Bei der sportlichen Ouvertüre steht für die Brasilianer mehr auf dem Spiel als der Sieg in einem Freundschaftsmatch. Eine Niederlage gegen England käme in den Augen vieler Brasilianer einem bösen Omen gleich. Denn der Aberglaube sitzt tief im größten Land Südamerikas. Nicht ohne Grund absolviert die Seleção in diesem Jahr ihre Turniervorbereitung erstmals wieder in Rio. Zuletzt hatte man 1970 vor dem dritten WM-Titel auf dem Gelände im Stadtteil Urca trainiert. Würden die Engländer, die Trainer Luiz Felipe Scolari schon den Amtsantritt im Februar mit ihrem 2:1-Sieg vermiest hatten, nun auch noch bei der Einweihungsfeier gewinnen, wäre die Aufregung groß am Zuckerhut.

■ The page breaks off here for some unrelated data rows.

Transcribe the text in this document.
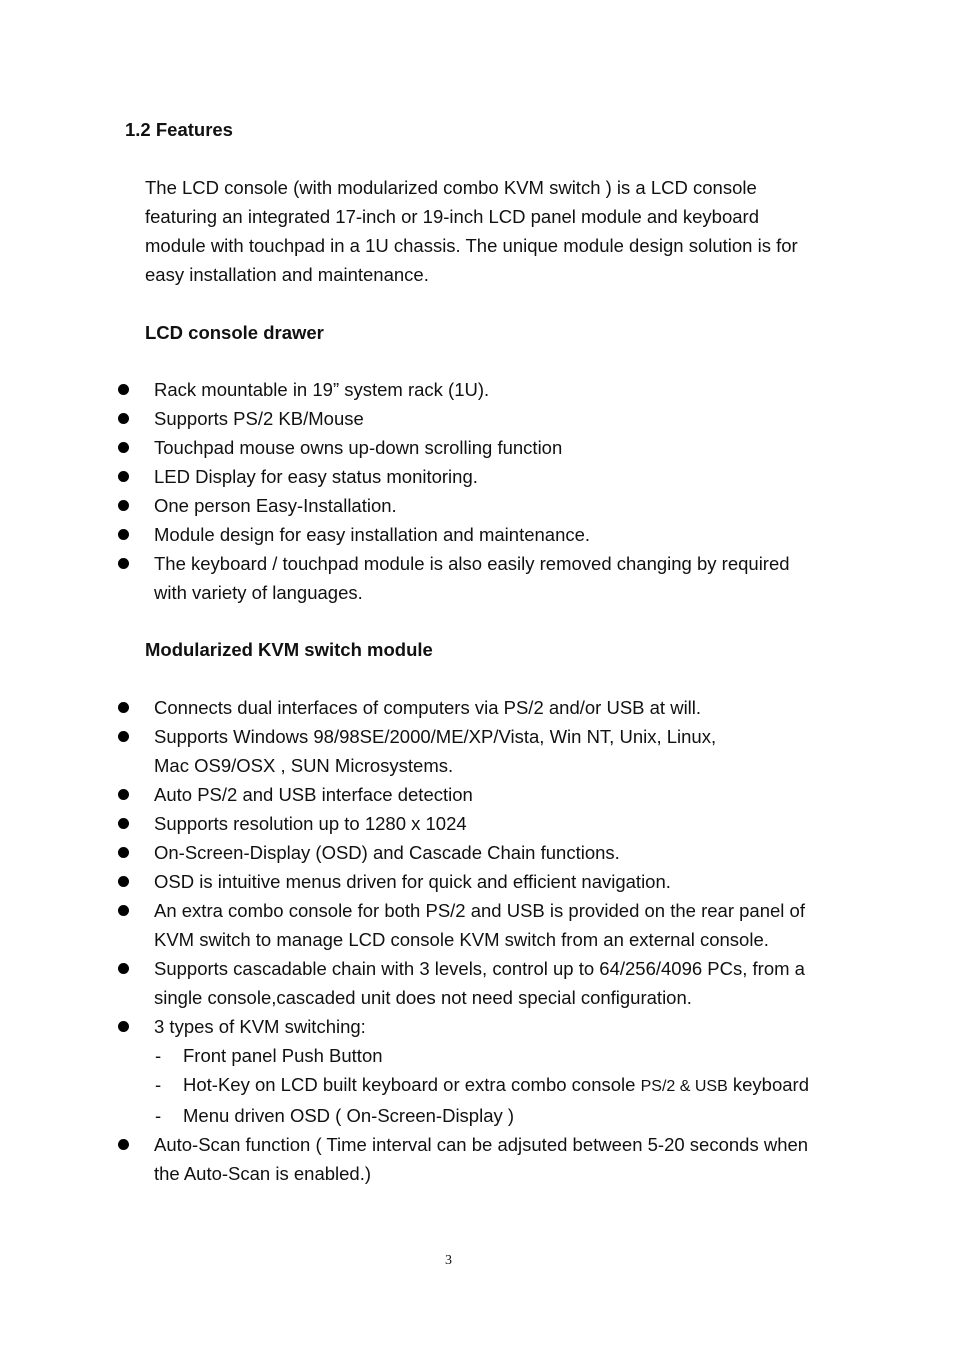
1.2 Features

The LCD console (with modularized combo KVM switch ) is a LCD console
featuring an integrated 17-inch or 19-inch LCD panel module and keyboard
module with touchpad in a 1U chassis. The unique module design solution is for
easy installation and maintenance.

LCD console drawer
Rack mountable in 19” system rack (1U).
Supports PS/2 KB/Mouse
Touchpad mouse owns up-down scrolling function
LED Display for easy status monitoring.
One person Easy-Installation.
Module design for easy installation and maintenance.
The keyboard / touchpad module is also easily removed changing by required
with variety of languages.
Modularized KVM switch module
Connects dual interfaces of computers via PS/2 and/or USB at will.
Supports Windows 98/98SE/2000/ME/XP/Vista, Win NT, Unix, Linux,
Mac OS9/OSX , SUN Microsystems.
Auto PS/2 and USB interface detection
Supports resolution up to 1280 x 1024
On-Screen-Display (OSD) and Cascade Chain functions.
OSD is intuitive menus driven for quick and efficient navigation.
An extra combo console for both PS/2 and USB is provided on the rear panel of
KVM switch to manage LCD console KVM switch from an external console.
Supports cascadable chain with 3 levels, control up to 64/256/4096 PCs, from a
single console,cascaded unit does not need special configuration.
3 types of KVM switching:
- Front panel Push Button
- Hot-Key on LCD built keyboard or extra combo console PS/2 & USB keyboard
- Menu driven OSD ( On-Screen-Display )
Auto-Scan function ( Time interval can be adjsuted between 5-20 seconds when
the Auto-Scan is enabled.)
3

Um ein solches Szenario zu verhindern, hatte der Verband CBF sogar die Defensivspieler Dante und Luiz Gustavo vom FC Bayern noch vor dem Finale des DFB-Pokals gegen Stuttgart nach Hause beordert. „Für uns beginnt die Weltmeisterschaft schon am Sonntag. Daher brauchen wir bereits jetzt jeden Spieler“, begründete Brasiliens Technischer Direktor Carlos Alberto Parreira die Maßnahme. Dante landete dann auch fristgerecht am Freitagmorgen in Rio. Ob er am Sonntag spielt, konnte er noch nicht sagen. Aber am Samstag hat er einen festen Termin. Dann will er im Fernsehen auf jeden Fall das DFB-Pokal-Endspiel sehen.